I don’t want to be overly romantic here. University leaders always listen to donors. That is part of their job. But the role of a university leader, like the role of a politician, is more complex. Leaders answer to multiple constituencies. A university president must maintain the confidence of the faculty, students, and staff. A university president typically answers to a board that includes large donors, but embeds them in a larger structure of group decision-making and deliberation among members who are chosen for a range of reasons, not all of them exclusively because of the dollar amounts of their contributions to the school. It’s different with independent entities that keep hold of their endowment principal and use the proceeds to help the university on an annual basis (which could at any time be withdrawn). Unlike a university president, these entities do not need to worry about outraged students and faculty marching and picketing outside their home or office on campus. Like many of the new Super PACs and other outside groups reshaping American politics, they are structured to answer only to their donors.

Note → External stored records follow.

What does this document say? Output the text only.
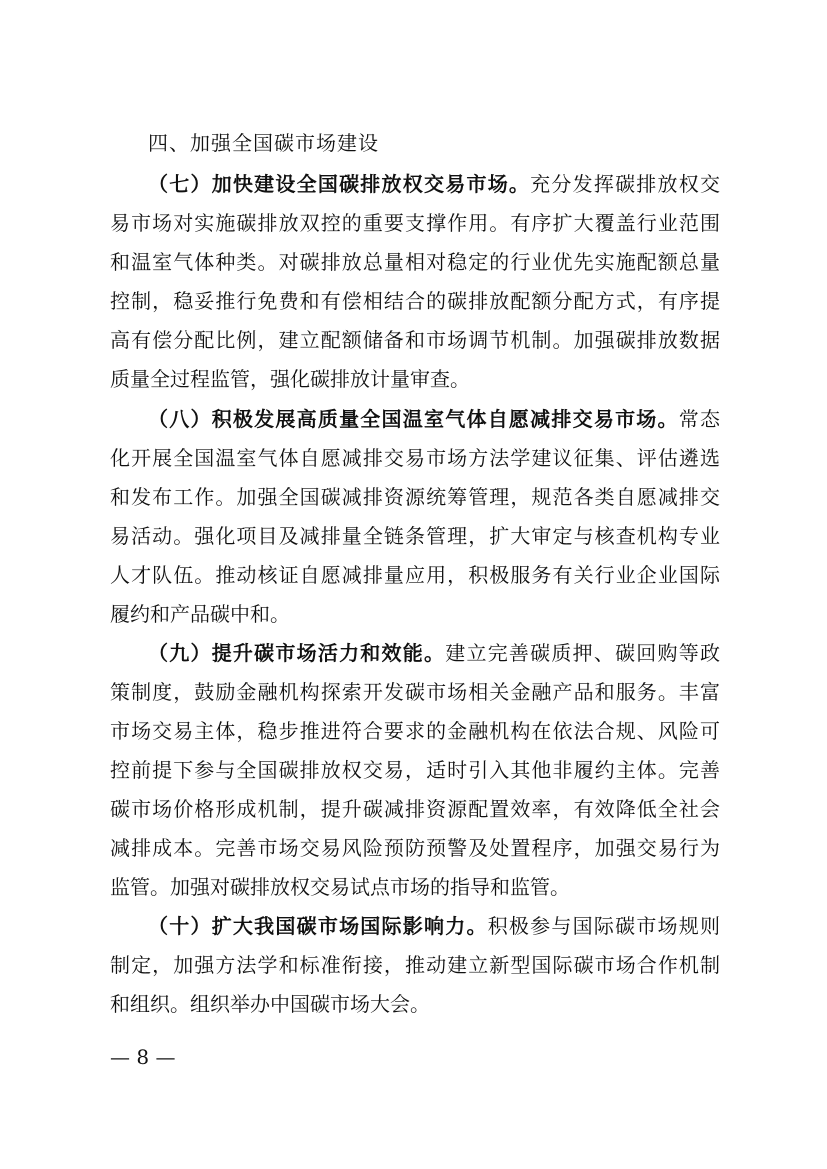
四、加强全国碳市场建设
（七）加快建设全国碳排放权交易市场。充分发挥碳排放权交
易市场对实施碳排放双控的重要支撑作用。有序扩大覆盖行业范围
和温室气体种类。对碳排放总量相对稳定的行业优先实施配额总量
控制，稳妥推行免费和有偿相结合的碳排放配额分配方式，有序提
高有偿分配比例，建立配额储备和市场调节机制。加强碳排放数据
质量全过程监管，强化碳排放计量审查。
（八）积极发展高质量全国温室气体自愿减排交易市场。常态
化开展全国温室气体自愿减排交易市场方法学建议征集、评估遴选
和发布工作。加强全国碳减排资源统筹管理，规范各类自愿减排交
易活动。强化项目及减排量全链条管理，扩大审定与核查机构专业
人才队伍。推动核证自愿减排量应用，积极服务有关行业企业国际
履约和产品碳中和。
（九）提升碳市场活力和效能。建立完善碳质押、碳回购等政
策制度，鼓励金融机构探索开发碳市场相关金融产品和服务。丰富
市场交易主体，稳步推进符合要求的金融机构在依法合规、风险可
控前提下参与全国碳排放权交易，适时引入其他非履约主体。完善
碳市场价格形成机制，提升碳减排资源配置效率，有效降低全社会
减排成本。完善市场交易风险预防预警及处置程序，加强交易行为
监管。加强对碳排放权交易试点市场的指导和监管。
（十）扩大我国碳市场国际影响力。积极参与国际碳市场规则
制定，加强方法学和标准衔接，推动建立新型国际碳市场合作机制
和组织。组织举办中国碳市场大会。
— 8 —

The stakes of the shift to shadow parties, as Heather and I understand them, are largely about this shift in the locus of power within the party, toward donors and away from party activists and other constituents. The stakes for universities could be similar. The endowment tax is a small step, but it could mark the start of a very consequential long-term unraveling, in which the locus of control within universities gradually shifts: away from the medieval idea of a self-governing faculty, away from the modern idea of shared governance by stakeholders including students, faculty, staff, and alumni, and toward the very-late-capitalist idea that ultimately, those who pay the piper are the only ones who can legitimately call the tune.
*I am actually ok with the over-$1-million-in-compensation tax, although I would rather extend it to for-profit firms, and indeed would even more prefer to simply put a surtax on all income over $1 million. However, the change in treatment of tuition waivers for struggling graduate students is just cruel.
**For an interesting response by a Republican whose party has clearly left him behind, see this op-ed by Princeton trustee George Will.
***A huge thank you to Calvin Johnson and Susie Morse. All errors are definitely mine.